Saturday, March 23, 2024

January 6, 2021

January 6, 2021

My Soul Is Broken

Philadelphia, PA


10 AM- I had an appointment with a radiologist.  I needed to speak to him about my radiation prodocal which would start next week.  I have uterine cancer.  I had a radical hysterectomy in november and was now healed enough to begin radiation.  I was now healed enough to volunteer to come to the hospital for three weeks and burn in inside of my body. 

I have a 70% saturation of cancer cells embedded in the walls of my uterus. I will be receiving internal radiations. Radioactive pellets are going to infused in me. I have the potential  to be radioactive.

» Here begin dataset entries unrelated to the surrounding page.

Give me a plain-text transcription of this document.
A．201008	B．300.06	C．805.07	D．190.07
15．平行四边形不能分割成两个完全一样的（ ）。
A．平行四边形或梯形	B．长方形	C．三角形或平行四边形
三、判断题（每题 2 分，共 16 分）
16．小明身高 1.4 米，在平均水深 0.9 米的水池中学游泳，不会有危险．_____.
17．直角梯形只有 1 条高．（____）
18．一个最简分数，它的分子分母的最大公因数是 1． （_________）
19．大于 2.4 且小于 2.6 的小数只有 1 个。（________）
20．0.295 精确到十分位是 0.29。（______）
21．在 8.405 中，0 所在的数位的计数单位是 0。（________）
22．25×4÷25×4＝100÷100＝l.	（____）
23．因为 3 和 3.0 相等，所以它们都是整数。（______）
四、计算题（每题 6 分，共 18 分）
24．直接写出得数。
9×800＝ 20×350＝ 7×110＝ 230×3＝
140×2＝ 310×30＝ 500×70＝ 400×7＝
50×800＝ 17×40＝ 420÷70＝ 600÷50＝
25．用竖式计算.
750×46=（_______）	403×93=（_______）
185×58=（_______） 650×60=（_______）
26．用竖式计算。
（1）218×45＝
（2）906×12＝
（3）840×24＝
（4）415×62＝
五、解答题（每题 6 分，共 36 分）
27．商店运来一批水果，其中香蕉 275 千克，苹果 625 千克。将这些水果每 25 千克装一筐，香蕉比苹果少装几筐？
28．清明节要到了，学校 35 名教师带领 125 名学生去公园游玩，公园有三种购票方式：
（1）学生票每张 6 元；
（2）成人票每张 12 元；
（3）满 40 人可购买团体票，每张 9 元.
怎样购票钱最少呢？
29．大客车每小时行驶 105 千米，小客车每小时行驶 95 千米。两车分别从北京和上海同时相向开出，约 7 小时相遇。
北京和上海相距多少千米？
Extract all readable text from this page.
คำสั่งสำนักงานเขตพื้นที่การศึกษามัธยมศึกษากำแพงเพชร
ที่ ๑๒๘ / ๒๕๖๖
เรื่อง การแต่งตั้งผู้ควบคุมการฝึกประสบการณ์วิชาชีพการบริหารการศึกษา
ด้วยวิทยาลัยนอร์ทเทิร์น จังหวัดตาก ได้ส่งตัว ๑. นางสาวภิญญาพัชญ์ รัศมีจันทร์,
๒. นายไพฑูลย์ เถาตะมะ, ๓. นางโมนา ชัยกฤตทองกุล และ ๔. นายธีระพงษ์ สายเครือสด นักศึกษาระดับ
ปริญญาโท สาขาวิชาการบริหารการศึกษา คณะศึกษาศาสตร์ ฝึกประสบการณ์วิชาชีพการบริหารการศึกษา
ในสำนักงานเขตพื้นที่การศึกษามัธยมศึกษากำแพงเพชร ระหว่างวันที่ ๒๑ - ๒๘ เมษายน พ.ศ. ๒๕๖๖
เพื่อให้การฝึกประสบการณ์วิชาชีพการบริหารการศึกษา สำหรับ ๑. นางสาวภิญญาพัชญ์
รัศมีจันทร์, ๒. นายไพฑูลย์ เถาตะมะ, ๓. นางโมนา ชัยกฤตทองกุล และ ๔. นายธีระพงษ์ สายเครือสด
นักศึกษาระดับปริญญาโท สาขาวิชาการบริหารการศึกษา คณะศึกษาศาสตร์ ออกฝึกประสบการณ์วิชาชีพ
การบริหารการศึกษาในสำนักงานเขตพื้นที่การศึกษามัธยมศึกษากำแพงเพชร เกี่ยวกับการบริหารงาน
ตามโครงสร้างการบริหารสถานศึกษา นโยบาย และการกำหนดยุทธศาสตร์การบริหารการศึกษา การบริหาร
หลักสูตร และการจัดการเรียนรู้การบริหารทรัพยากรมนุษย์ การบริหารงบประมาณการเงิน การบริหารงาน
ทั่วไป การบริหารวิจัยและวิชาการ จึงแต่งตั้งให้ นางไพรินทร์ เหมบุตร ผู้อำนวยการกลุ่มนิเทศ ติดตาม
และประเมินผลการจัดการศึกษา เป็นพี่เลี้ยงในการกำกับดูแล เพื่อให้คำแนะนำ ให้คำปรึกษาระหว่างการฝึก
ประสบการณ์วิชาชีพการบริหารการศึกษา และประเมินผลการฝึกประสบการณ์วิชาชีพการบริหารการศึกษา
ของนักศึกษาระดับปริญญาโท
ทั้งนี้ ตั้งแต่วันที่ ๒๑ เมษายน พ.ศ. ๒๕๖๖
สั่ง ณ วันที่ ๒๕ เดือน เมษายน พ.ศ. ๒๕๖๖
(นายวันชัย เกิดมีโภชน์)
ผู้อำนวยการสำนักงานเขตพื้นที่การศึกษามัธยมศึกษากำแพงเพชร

My mother died of uterine cancer in 1998.  She had the radical hysterectomy but no follow up. So two years later, the cancer was back and raging throughout her system.  And two years later, the cancer took her.  She never had a chance to beat it. With this thought in mind, I welcome this radiation treatment.

Noon: I had made arrangement to meet Sue and Tom at their house for lunch.  Coincidently, Tom also had cancer and he was receiving treatment at the same hospital and also had a doctor's appointment at 10.  So we decided to meet back at thier house for lunch and compare notes.  I hadn't seen much of them in these last few months becasue of covid so I was looking forward to lunch.

I got to the house first and parked a long the side of the house and waited for them to arrive.  I knew it wouldn't be a long wait.  And it wasn't.  Their big white SUV pulled in the the driveway and Sue popped out of the driver's seat.  She ran around and opened the door for Tom. He stumbled out with great effort and greater pain.  He seemed to have shrunk since the last time I saw him. He was barely recognizable.

We had lunch.  He didn't say much and after 20 minutes he asked me if I would mind if he excused himself and went up to bed.  He was exhausted. As he ascended the steps, I wanted to cry. I knew he was approaching the end and it was too painful to watch him melts away.

3:00 PM- I returned to my apartment and I have six or seven texts from friends.  They are distraught and want my opinion on the situation.  I am still thinking of Tom so I don't know what is the issue.  But then I turn on the news and am horrified to see the rioting at the US Capital Building.  Trump has staged an insurrection so he can stay in power.  People are chanting that they want to hang Mike Pence the US Vice President.  A few people are dead.  Police are injured.  Our legislators are in hiding and Trump is in the WH, watching all of it on his television. And the whole world is watching this ugly, ugly situation. I am filled with anger and embarrassment.

6:00 PM- I am filled with fear for our country. My soul feels broken. I feel nothing but bewilderment and great sadness.